Domingo, 23-08-09
EN La Fe de Valencia ha habido una operación mucho más complicada y difícil que el trasplante de cara. Nunca se había practicado en España, y menos con éxito. Me refiero a la maravilla de trasplante de bata de médico que con su blanco blusón africano de la Pasarela Patera ha conseguido el Doctor Cavadas, ¡marchando una de premio Príncipe de Asturias para este hombre, por favor!
Lo de la cara, la mandíbula y la lengua tiene mucho mérito. Más que llevar 517 gallinas por la carretera desde Cádiz a La Isla sin que se le escapara ninguna, como logró Agustín el Melu, según relato histórico del muy lorquiano Ignacio Espeleta en el homenaje al aviador Ramón Franco. Den ustedes por gritados, pues, todos los vítores al Doctor Cavadas; den por escritos todos los parabienes por el logro de la Sanidad pública valenciana. Pero mérito, mérito, lo que se dice mérito, el de cambiar la seda de la bata de médico por el percal del blusón africano, con dibujitos de leopardo y todo. Para eso no hay que tener ciencia microquirúrgica, sino dos eso-que-dijimos. La bata blanca es como el uniforme de gala de los médicos para el pintamiento de mona en televisión y prensa. Va un equipo de una tele local a hacer un reportaje en un ambulatorio, y el médico que va a informar manda parar las cámaras:
-¡Un momento, que me voy a poner la bata blanca!
Y allá que sale el tío con su pedazo de bata blanca, ¡adiós, Gregorio Marañón! Como un mancebo de farmacia o un barbero, da igual. Recuelos de cuando la bata blanca era como la casulla de los médicos, sagrado ornamento de su ministerio. Este es el mérito mayor que le encuentro a Cavadas. Que dijera hace tiempo: «No me gustan los disfraces de médico». Vale, doctor, no le gustan los disfraces de médico.
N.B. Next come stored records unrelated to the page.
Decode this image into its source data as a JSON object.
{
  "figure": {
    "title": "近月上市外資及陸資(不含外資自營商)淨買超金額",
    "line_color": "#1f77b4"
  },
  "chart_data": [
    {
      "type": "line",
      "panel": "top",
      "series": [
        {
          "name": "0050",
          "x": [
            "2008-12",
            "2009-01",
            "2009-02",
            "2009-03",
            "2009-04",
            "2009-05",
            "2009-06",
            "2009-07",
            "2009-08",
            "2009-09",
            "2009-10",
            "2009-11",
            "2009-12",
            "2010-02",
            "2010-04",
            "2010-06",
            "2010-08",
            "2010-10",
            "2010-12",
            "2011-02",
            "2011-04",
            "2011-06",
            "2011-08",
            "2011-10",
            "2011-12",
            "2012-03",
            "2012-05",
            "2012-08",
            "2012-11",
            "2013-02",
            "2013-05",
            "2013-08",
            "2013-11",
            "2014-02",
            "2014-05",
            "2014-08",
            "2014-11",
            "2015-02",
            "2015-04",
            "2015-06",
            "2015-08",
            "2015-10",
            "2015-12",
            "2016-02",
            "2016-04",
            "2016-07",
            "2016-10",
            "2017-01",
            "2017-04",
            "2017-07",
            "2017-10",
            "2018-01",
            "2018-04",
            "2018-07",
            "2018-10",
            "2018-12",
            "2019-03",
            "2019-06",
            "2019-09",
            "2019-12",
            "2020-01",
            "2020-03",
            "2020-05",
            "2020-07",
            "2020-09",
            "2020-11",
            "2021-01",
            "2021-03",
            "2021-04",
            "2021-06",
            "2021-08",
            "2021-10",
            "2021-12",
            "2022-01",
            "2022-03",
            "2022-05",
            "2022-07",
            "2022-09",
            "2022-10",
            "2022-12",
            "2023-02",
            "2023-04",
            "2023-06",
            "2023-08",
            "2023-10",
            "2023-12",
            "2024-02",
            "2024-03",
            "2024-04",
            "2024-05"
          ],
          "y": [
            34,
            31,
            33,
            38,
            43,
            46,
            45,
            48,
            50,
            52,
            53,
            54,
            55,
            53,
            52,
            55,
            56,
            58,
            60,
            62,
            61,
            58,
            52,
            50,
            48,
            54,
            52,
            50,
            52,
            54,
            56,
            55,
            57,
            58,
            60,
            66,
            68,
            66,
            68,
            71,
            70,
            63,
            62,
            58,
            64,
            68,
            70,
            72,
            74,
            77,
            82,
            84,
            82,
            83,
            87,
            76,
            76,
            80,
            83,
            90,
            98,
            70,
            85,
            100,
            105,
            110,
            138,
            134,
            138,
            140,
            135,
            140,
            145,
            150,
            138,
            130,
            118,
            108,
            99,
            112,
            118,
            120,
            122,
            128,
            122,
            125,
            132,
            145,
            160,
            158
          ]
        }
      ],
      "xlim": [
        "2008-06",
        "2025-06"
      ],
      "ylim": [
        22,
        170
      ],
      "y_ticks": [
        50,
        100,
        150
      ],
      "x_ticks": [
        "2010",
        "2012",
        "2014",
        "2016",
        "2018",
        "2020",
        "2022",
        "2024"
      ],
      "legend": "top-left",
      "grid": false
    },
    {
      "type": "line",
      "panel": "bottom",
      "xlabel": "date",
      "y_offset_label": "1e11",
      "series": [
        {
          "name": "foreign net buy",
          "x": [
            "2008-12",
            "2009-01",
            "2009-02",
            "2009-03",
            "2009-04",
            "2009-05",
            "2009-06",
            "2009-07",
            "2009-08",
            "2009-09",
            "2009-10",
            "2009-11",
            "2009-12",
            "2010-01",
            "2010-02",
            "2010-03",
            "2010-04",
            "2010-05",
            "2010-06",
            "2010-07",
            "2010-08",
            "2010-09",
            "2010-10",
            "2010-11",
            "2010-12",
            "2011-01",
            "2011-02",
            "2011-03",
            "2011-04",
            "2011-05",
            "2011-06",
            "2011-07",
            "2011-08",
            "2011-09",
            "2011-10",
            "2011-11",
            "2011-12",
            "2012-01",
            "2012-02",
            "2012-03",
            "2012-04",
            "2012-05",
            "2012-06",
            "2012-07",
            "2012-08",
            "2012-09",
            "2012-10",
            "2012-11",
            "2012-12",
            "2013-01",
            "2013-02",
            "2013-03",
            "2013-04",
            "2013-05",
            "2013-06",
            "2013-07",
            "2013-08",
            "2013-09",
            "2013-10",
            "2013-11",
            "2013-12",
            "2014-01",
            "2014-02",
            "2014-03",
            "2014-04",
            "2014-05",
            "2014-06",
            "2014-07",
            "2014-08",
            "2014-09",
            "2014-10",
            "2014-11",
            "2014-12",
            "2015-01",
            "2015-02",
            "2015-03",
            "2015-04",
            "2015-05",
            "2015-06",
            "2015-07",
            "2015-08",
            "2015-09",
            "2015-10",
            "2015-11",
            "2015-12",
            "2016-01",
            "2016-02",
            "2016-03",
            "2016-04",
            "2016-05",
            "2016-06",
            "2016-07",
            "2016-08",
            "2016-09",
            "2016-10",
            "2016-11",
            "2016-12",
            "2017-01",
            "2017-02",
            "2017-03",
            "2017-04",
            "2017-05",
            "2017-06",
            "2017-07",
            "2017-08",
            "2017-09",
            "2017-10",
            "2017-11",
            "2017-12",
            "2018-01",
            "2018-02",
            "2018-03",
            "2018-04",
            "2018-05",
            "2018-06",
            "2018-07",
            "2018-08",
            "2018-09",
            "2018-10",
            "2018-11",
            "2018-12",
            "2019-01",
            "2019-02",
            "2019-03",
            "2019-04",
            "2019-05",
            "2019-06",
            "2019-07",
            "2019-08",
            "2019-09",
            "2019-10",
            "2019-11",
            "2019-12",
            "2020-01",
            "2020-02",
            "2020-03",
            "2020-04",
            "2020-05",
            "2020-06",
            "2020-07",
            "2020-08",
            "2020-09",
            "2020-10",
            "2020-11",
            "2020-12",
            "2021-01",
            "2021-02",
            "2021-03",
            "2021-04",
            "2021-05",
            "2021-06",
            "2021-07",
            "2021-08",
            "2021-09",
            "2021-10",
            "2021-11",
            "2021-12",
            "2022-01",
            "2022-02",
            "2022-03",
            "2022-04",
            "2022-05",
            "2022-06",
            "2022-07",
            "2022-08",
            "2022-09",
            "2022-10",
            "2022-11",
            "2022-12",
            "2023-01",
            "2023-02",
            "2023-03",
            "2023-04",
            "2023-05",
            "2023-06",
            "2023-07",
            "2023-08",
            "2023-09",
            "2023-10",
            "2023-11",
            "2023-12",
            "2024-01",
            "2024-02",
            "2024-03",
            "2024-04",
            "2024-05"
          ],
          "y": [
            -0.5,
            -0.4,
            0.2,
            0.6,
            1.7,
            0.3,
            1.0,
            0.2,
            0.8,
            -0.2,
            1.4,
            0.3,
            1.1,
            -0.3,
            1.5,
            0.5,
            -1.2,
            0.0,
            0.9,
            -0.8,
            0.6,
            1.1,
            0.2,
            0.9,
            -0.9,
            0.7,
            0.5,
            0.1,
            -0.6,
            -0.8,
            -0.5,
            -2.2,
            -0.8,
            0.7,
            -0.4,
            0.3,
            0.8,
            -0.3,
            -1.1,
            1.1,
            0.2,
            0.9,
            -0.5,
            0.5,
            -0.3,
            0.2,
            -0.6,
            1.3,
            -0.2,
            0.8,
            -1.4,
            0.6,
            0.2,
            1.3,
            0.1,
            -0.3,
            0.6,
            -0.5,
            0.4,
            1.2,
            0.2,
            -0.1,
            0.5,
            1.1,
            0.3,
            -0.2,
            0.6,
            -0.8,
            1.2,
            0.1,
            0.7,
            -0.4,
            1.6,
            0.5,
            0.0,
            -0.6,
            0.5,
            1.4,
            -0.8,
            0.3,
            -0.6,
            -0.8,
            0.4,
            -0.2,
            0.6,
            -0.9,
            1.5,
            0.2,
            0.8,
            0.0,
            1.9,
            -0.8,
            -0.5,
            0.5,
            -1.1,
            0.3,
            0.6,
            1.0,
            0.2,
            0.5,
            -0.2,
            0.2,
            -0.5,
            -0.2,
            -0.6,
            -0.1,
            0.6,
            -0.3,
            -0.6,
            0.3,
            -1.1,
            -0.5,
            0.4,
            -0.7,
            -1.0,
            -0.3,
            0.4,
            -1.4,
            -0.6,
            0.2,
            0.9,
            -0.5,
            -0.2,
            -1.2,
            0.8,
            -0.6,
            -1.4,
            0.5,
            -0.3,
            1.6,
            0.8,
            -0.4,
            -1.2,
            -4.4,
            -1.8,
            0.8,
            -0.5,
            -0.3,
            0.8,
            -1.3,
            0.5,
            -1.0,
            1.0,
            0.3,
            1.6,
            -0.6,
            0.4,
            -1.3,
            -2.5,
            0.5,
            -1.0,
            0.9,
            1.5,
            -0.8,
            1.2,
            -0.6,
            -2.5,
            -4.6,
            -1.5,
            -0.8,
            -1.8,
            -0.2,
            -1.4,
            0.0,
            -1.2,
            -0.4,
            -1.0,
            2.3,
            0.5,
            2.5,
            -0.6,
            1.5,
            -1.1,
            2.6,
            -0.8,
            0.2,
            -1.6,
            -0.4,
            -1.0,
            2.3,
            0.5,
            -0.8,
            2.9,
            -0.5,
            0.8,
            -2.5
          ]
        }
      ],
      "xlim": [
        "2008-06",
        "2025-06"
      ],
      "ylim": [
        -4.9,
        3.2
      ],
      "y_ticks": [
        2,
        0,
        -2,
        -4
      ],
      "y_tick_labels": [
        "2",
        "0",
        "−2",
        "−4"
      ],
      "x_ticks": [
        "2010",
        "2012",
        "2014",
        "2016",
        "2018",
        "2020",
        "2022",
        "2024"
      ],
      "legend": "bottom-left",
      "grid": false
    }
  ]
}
Tampoco a los pacientes nos gustan los médicos exhibicionistas, como el hombre de la gabardina, pero con bata blanca, en la televisión. Pero es que ha convertido usted, a su vez, el blusón de quesero africano en disfraz ridículo. ¿Qué más da que un médico vaya disfrazado con la bata blanca o que vaya disfrazado con un batón africano como los que se compra Cayetana Alba en el mercadillo de Marbella para ir luego a que la retraten en Zahara de los Atunes, a fin de que la gente pueda seguir yendo a por atún y a ver a la Duquesa, manque sea en el «Hola»?
No sé qué será peor: si que los médicos chuflones salgan chorreando vanidad disfrazados con la bata blanca, o que los médicos meritísimos y eximios, como Cavadas, salgan disfrazados de King Africa, de Rappel, de Jesús Mariñas. Lo de Cavadas es como el chaleco ridículo de Evo Morales en Bolivia, pero en médico y en fresquito. Como el sombrero Stetson de paja de jipijapa de Zelaya en Honduras. Como cuando Morante de la Puebla se pone una prenda de cabeza tan torera (por los cojones) como el canotier de Maurice Chevalier. El otro día, en la terraza de Simón en Marbella (que es lo que nos queda después de cerrado Semon) Isabel mi mujer le compró un bolso (falso) de Prada a un Morenito de la Patera que llevaba un blusón africano así con tigres, igualito, igualito que el del Doctor House, digo, que el del Doctor Cavadas.
Al que, insisto, no le quito mérito científico, pero que por evitar una ridiculez ha caído en otra mayor. Ojalá me equivoque, pero un tío que se presenta a informar de su éxito disfrazado como el hechicero de la tribu el día de la patrona corre el riesgo de romper en una especie de juez Garzón de la Cirugía. Y menos mal que el Doctor Cavadas es de nuestro tiempo. Lo digo en su honor. Porque llega a nacer en el Siglo de Oro y nos quedamos sin Manco de Lepanto. Porque le hubiera trasplantado el brazo sano de Valle Inclán. Para el flamenco del siglo XX también habría sido terrible. Nos hubiéramos quedado sin Cojo Peroche, sin Cojo de Huelva y sin Enrique el Cojo.